The reasons for these discrepancies are as follows: With no potassium iodide present, the end-point of the titration is indicated by the first appearance of a precipitate of AgCN. This precipitate dissolves in thiosulphate according to the reaction:
2 AgCN + 3 Na2S2O3 = Ag2S2O3*2 Na2S2O3 + 2 NaCN,
the overall equation for the titration being:
2 NaCN + 3 AgNO3 + 3 Na2S2O3 = Ag2S2O3 * 2 Na2S2O3 + NaAg(CN)2 + 3 NaNO3.
This reaction proceeds to completion, i.e. until both cyanide and thiosulphate have reacted with silver ions. Until this reaction is complete there will be no precipitation of AgCN, and therefore no end-point.
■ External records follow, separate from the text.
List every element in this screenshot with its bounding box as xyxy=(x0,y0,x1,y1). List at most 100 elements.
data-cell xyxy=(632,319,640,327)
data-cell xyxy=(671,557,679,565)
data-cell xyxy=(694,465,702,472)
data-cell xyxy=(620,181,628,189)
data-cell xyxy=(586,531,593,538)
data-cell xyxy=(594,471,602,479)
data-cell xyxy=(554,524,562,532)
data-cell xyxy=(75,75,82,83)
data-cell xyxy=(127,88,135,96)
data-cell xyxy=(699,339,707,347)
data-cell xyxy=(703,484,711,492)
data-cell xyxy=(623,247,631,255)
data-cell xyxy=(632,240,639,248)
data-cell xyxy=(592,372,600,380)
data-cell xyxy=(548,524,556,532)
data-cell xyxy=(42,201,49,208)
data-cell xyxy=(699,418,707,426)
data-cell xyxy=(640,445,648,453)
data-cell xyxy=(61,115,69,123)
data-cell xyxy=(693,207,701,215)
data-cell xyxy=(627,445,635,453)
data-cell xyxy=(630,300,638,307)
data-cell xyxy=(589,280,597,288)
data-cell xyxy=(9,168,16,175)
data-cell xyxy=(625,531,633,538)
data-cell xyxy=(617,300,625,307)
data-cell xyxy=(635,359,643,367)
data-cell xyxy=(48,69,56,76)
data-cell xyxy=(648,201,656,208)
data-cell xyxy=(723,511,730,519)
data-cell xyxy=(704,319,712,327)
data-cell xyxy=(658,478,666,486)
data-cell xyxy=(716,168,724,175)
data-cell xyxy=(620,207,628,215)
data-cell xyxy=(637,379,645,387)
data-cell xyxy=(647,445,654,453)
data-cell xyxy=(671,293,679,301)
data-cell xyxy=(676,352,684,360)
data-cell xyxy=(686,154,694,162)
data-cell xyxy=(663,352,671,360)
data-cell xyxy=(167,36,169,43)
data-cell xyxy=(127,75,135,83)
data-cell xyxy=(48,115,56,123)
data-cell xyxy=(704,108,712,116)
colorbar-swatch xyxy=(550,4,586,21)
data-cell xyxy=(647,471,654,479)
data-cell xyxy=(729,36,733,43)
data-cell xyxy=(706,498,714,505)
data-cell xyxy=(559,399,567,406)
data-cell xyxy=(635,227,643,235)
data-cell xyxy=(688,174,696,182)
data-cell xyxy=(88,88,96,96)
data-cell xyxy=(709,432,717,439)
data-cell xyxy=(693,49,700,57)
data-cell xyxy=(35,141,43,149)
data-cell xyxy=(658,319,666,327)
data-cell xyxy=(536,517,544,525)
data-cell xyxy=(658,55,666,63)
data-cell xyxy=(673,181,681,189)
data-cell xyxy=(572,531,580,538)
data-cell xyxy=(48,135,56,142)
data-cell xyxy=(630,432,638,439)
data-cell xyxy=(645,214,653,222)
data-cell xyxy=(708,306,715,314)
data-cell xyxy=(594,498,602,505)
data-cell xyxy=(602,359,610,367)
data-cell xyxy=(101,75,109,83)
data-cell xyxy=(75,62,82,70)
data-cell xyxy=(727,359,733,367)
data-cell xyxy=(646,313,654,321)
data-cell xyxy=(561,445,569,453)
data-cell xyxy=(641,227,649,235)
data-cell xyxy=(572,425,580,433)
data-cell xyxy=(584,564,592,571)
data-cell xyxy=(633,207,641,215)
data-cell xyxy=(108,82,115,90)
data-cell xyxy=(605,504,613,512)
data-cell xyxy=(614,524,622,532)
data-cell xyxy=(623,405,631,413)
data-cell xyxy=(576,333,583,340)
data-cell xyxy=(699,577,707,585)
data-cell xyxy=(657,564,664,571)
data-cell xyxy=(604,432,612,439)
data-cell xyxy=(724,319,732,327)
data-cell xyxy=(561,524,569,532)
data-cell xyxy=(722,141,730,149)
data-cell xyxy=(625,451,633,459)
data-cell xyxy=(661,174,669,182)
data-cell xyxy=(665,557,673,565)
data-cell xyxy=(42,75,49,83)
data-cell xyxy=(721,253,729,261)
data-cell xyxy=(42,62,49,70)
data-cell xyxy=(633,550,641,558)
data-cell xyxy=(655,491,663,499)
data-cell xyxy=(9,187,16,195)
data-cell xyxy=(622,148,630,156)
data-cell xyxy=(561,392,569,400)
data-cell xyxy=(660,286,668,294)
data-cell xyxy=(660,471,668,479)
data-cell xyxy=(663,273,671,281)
When potassium iodide is added to the cyanide solution, the end-point of the titration is indicated by the first appearance of AgI. This AgI is only slightly soluble in thiosulphate, the precipitation of this compound being influenced by the amount of KI in solution. An excess of iodide ions will favor the precipitation of AgI and thus drive the reaction to the left:
2 AgI + 3 Na2S2O3 <–> Ag2S2O3*2 Na2S2O3 + 2 NaI
Under these conditions a reasonably accurate determination of free cyanide in the presence of thiosulphate can be made. However, when a large amount of potassium iodide is used an entirely different reaction takes place. Silver iodide dissolves in concentrated solutions of KI forming the complex K3AgI4:
AgI + 3 KI = K3AgI4
The end-point is delayed until the KI will dissolve no more AgI. According to researchers, a 0.34 molar solution of potassium iodide dissolves only 0.00036 mols of silver iodide whereas a 1.94 molar solution dissolves 0.198 mols of silver iodide.
Effect of Sodium Sulphide
When a cyanide solution contains soluble sulphide, a brownish black precipitate of silver sulphide is formed when silver nitrate is added. This precipitate, even in minute amounts, masks the end-point in the cyanide determination. The usual procedure when determining cyanide in solutions containing soluble sulphides is to add a pinch of litharge (about 0.5 grm.) and stir for about a minute. This precipitates the sulphide on the litharge as lead sulphide which is filtered off, the filtrate being then titrated for cyanide and alkalinity in the usual manner. In order to determine whether or not this preliminary treatment with litharge affects the subsequent determination of cyanide and alkalinity, the following experiment was run: A solution was prepared containing 0.026% NaCN, 0.06% CaO, and 0.004% Na2S. The sulphide was removed by treatment with 1 grm. of litharge and the filtrate titrated first for cyanide using 0.5 grm. of potassium iodide as indicator, and then for alkalinity by titration with oxalic acid using phenol phthalein as indicator. The results checked the original composition of the solution thus indicating that preliminary treatment with litharge had no effect on cyanide or lime in solution.
Effect of Thiocyanate
A solution was prepared containing 0.026% NaCN and 0.25% NaCNS. Portions were titrated with silver nitrate varying the amount of potassium iodide added, from zero to 1.0 grm. In every case the result showed 0.025 to 0.026% NaCN, thus showing that thiocyanate has no effect on the determination of cyanide by silver nitrate titration.
Effect of Ferrocyanide
A solution was prepared containing 0.026% NaCN and 0.25% Na4Fe(CN)6;. Portions were titrated varying the amount of potassium iodide as in the previous tests. In every case where potassium iodide was used, 0.026% NaCN was indicated by the titration. With no potassium iodide present a high result, 0.033% NaCN, was indicated thus demonstrating that for an accurate cyanide determination in the presence of ferrocyanide, potassium iodide should be used as an indicator.